CORN SUPPLY - The USDA recently updated its crop forecast and is now calling for a near-record U.S. corn harvest this fall. This is happening at a time when the global economy and other factors have reduced the need for corn, creating a potential supply imbalance. The USDA forecasts the corn crop will be 12.8 billion bushels, just slightly lower than the 2007 record crop of 13 billion bushels. The large crop is projected in a year when the number of acres planted is down: 6.5 million fewer acres in the U.S. than in 2007. This year's crop continues to benefit from improved seeds and an ideal growing season for much of the Corn Belt.
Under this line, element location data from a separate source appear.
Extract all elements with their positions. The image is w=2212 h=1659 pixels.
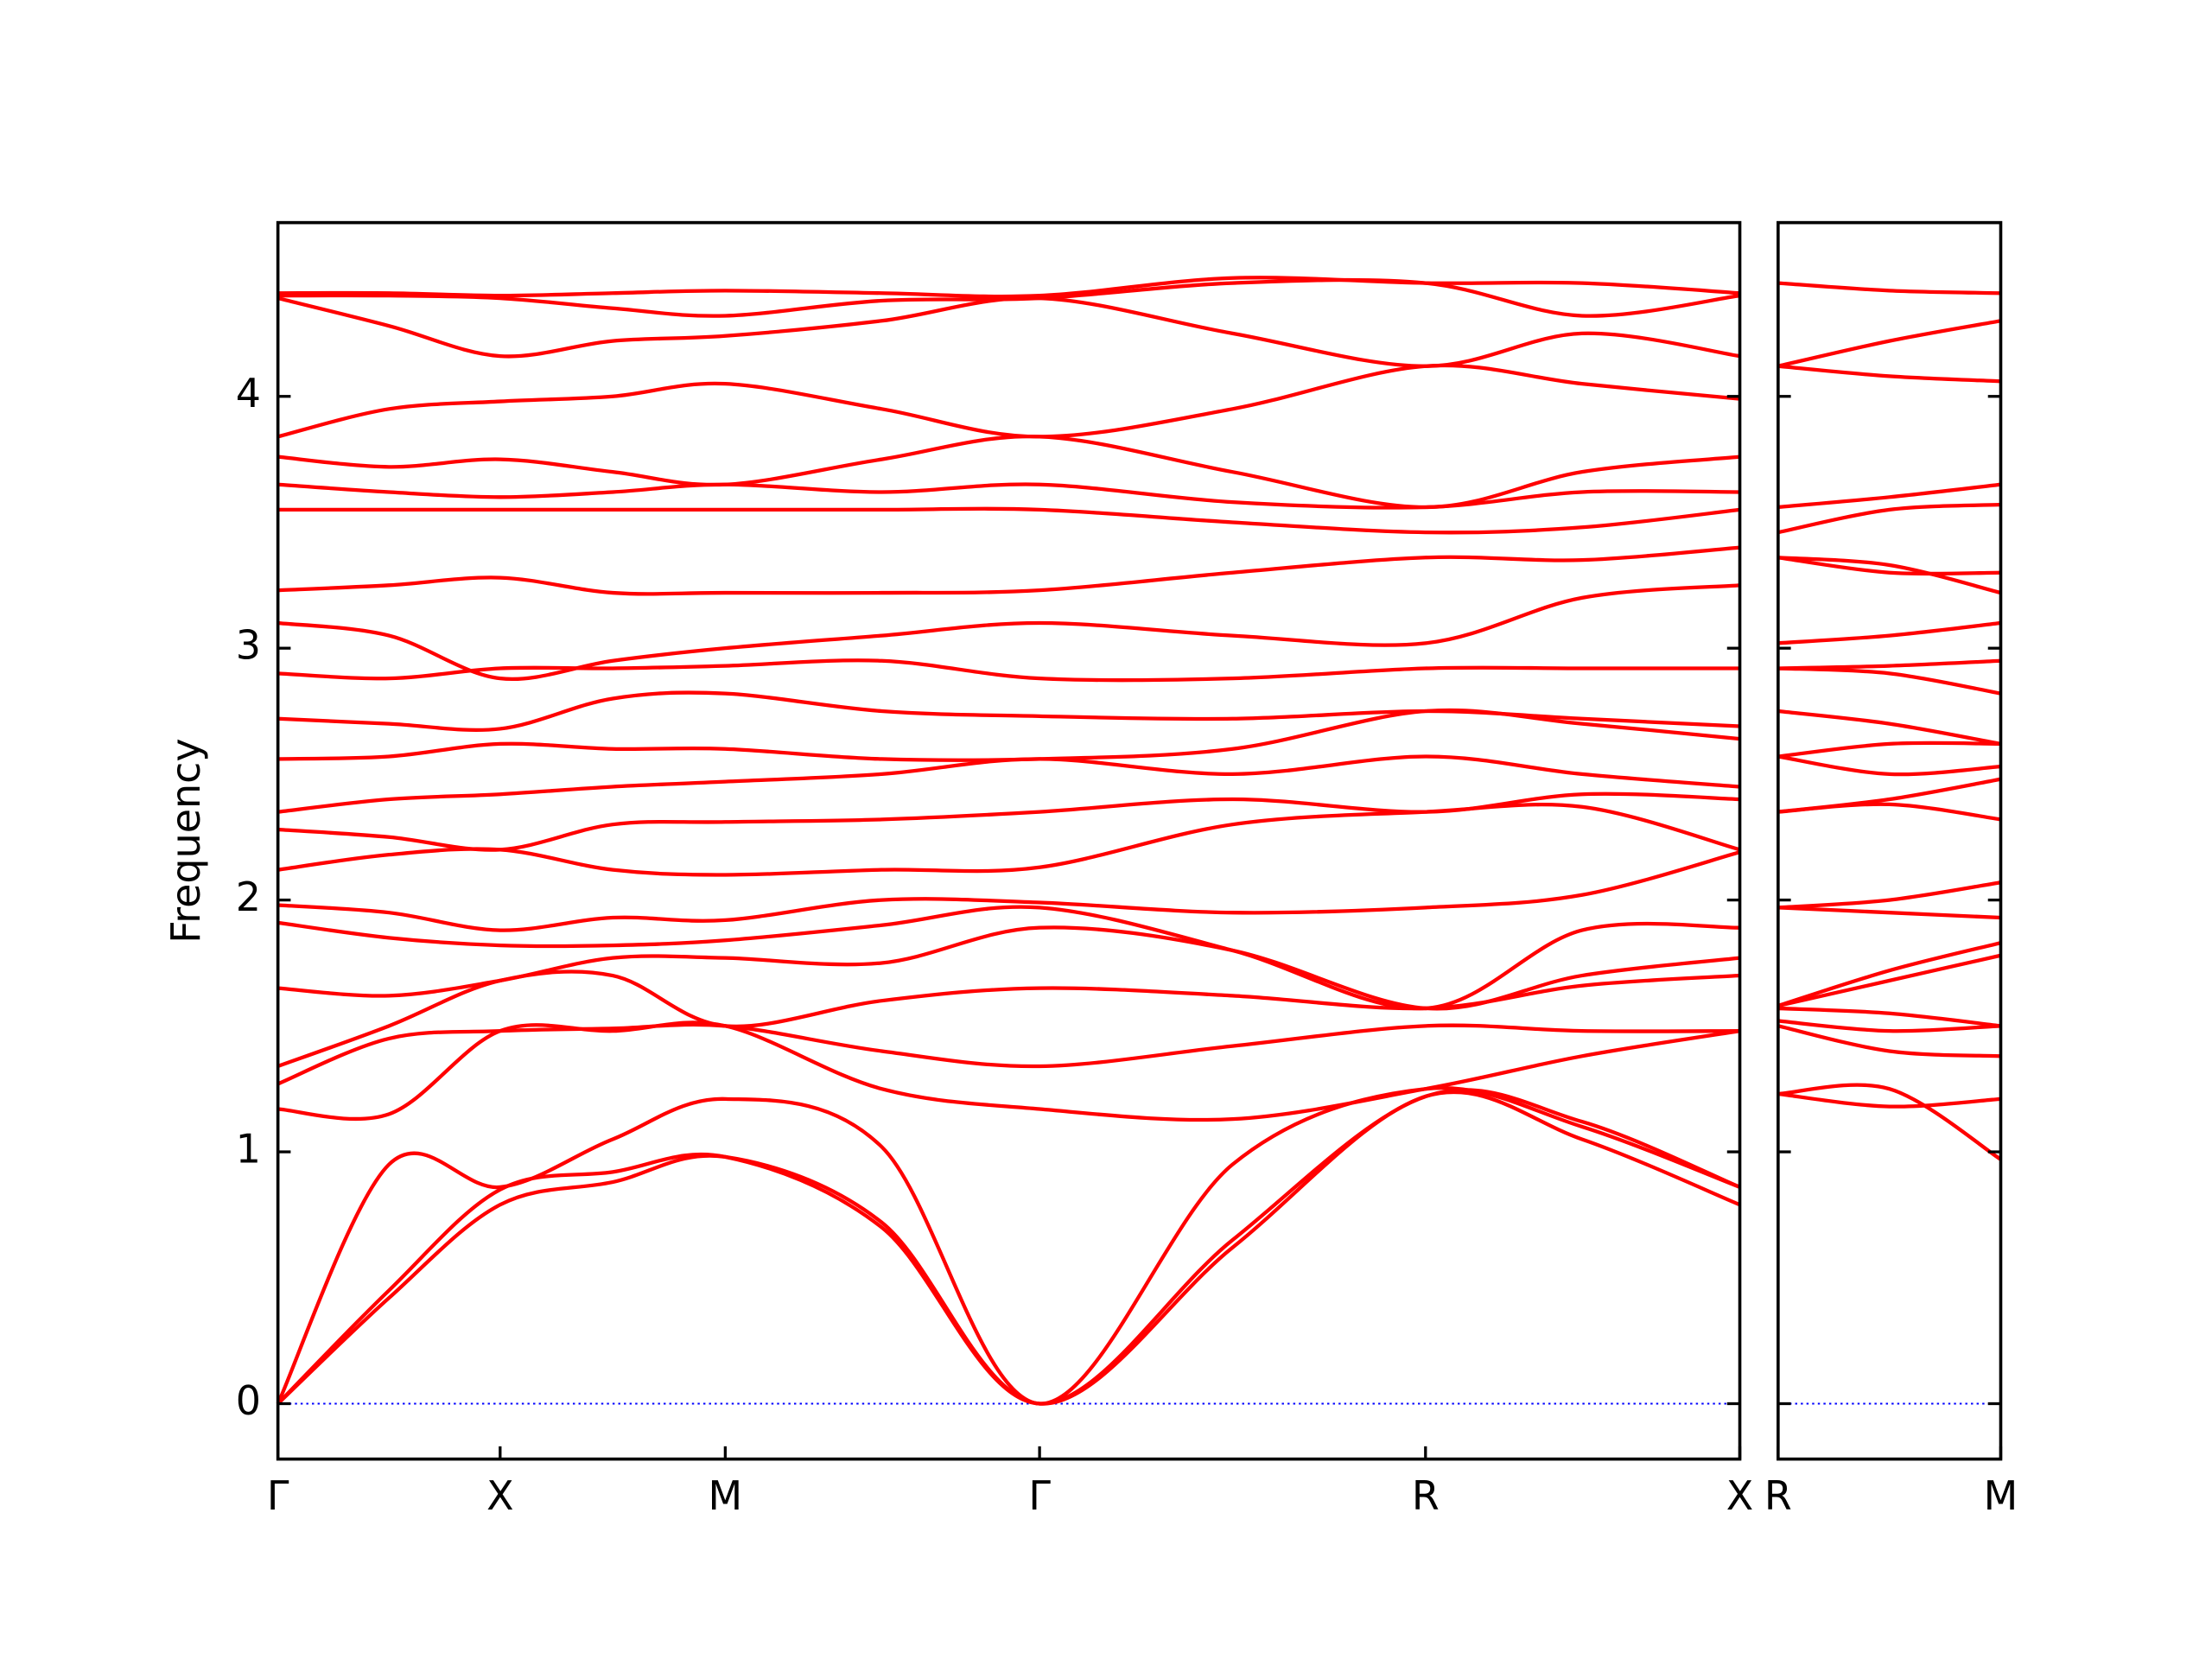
band-line xyxy=(1777,666,2001,696)
band-line xyxy=(277,708,1740,763)
band-line xyxy=(1777,802,2001,822)
y-axis-label: Frequency xyxy=(162,738,209,943)
band-line xyxy=(1777,906,2001,920)
band-line xyxy=(276,1090,1741,1406)
band-line xyxy=(1777,880,2001,910)
x-tick-label: X xyxy=(1726,1472,1753,1519)
x-tick-label: M xyxy=(709,1472,743,1519)
band-line xyxy=(276,969,1740,1068)
x-tick-label: R xyxy=(1764,1472,1792,1519)
band-line xyxy=(1777,709,2001,747)
band-line xyxy=(276,1086,1741,1406)
band-line xyxy=(1777,482,2001,510)
band-line xyxy=(277,690,1740,732)
band-line xyxy=(1777,281,2001,296)
band-line xyxy=(1777,620,2001,645)
band-line xyxy=(277,506,1740,535)
band-line xyxy=(1777,658,2001,671)
band-line xyxy=(277,850,1741,932)
band-line xyxy=(1777,556,2001,576)
band-line xyxy=(1777,319,2001,368)
x-tick-label: R xyxy=(1412,1472,1440,1519)
band-line xyxy=(1777,1083,2002,1161)
plot-frame xyxy=(276,220,1742,1461)
y-tick-label: 0 xyxy=(236,1377,261,1424)
band-line xyxy=(277,925,1740,1011)
band-line xyxy=(277,754,1740,814)
band-line xyxy=(1777,953,2001,1008)
band-line xyxy=(277,277,1740,318)
band-line xyxy=(1777,754,2001,777)
band-line xyxy=(1777,941,2002,1008)
band-line xyxy=(276,1022,1740,1086)
band-line xyxy=(277,658,1740,683)
y-tick-label: 1 xyxy=(236,1126,261,1173)
band-line xyxy=(1777,502,2001,535)
x-tick-label: M xyxy=(1984,1472,2018,1519)
x-tick-label: X xyxy=(486,1472,513,1519)
band-line xyxy=(1777,364,2001,384)
band-line xyxy=(276,1088,1741,1406)
band-line xyxy=(277,791,1740,852)
band-line xyxy=(1777,1006,2001,1028)
band-line xyxy=(277,296,1740,368)
band-line xyxy=(277,905,1740,1011)
band-line xyxy=(1777,1019,2001,1033)
y-tick-label: 4 xyxy=(236,370,261,416)
band-line xyxy=(1777,1024,2001,1058)
band-line xyxy=(1777,741,2001,759)
band-line xyxy=(277,363,1740,439)
band-line xyxy=(1777,777,2001,814)
band-line xyxy=(277,276,1740,299)
y-tick-label: 2 xyxy=(236,874,261,920)
band-line xyxy=(277,482,1740,510)
band-line xyxy=(277,545,1740,596)
band-line xyxy=(277,583,1740,682)
band-line xyxy=(1777,1091,2001,1109)
band-line xyxy=(277,1020,1740,1122)
plot-frame xyxy=(1777,220,2003,1461)
y-tick-label: 3 xyxy=(236,622,261,669)
band-line xyxy=(277,435,1740,510)
band-line xyxy=(1777,556,2002,595)
x-tick-label: Γ xyxy=(267,1472,289,1519)
x-tick-label: Γ xyxy=(1028,1472,1051,1519)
CORN DEMAND - In 2009, corn exports for this year's first six months were down 40%. While the BURNING BUCK could help to boost the export picture, uncertainty prevails. Gas prices have started to move higher, and thus one could expect the ethanol producers to see increased need for corn, but I’m not convinced. The economics of ethanol never made sense, and there is less capital chasing the business; as a result, we are unlikely to see a repeat of the past issues. Approximately half of the corn produced in the U.S. is used for animal feed. Due to last year’s spike in corn prices and the slowing economy, there are fewer animals out there to feed, so the need for corn is less.
WHO BENEFITS, WHO DOES NOT?
ADM and BG grow corn and as such are hurt from lower corn prices as their crops command lower prices on the market.
MTC and D produce corn seed and they stand to feel the pinch if farmers buy less corn seed. Additionally, improved seeds allow farmers to get bigger yields per acre, suggesting the need to buy fewer seeds.
Consumer staple companies will benefit. Food, Beverage and the meat processing industry will benefit from lower ingredient costs. The Restaurant industry will continue to be the beneficiary of benign food cost trends.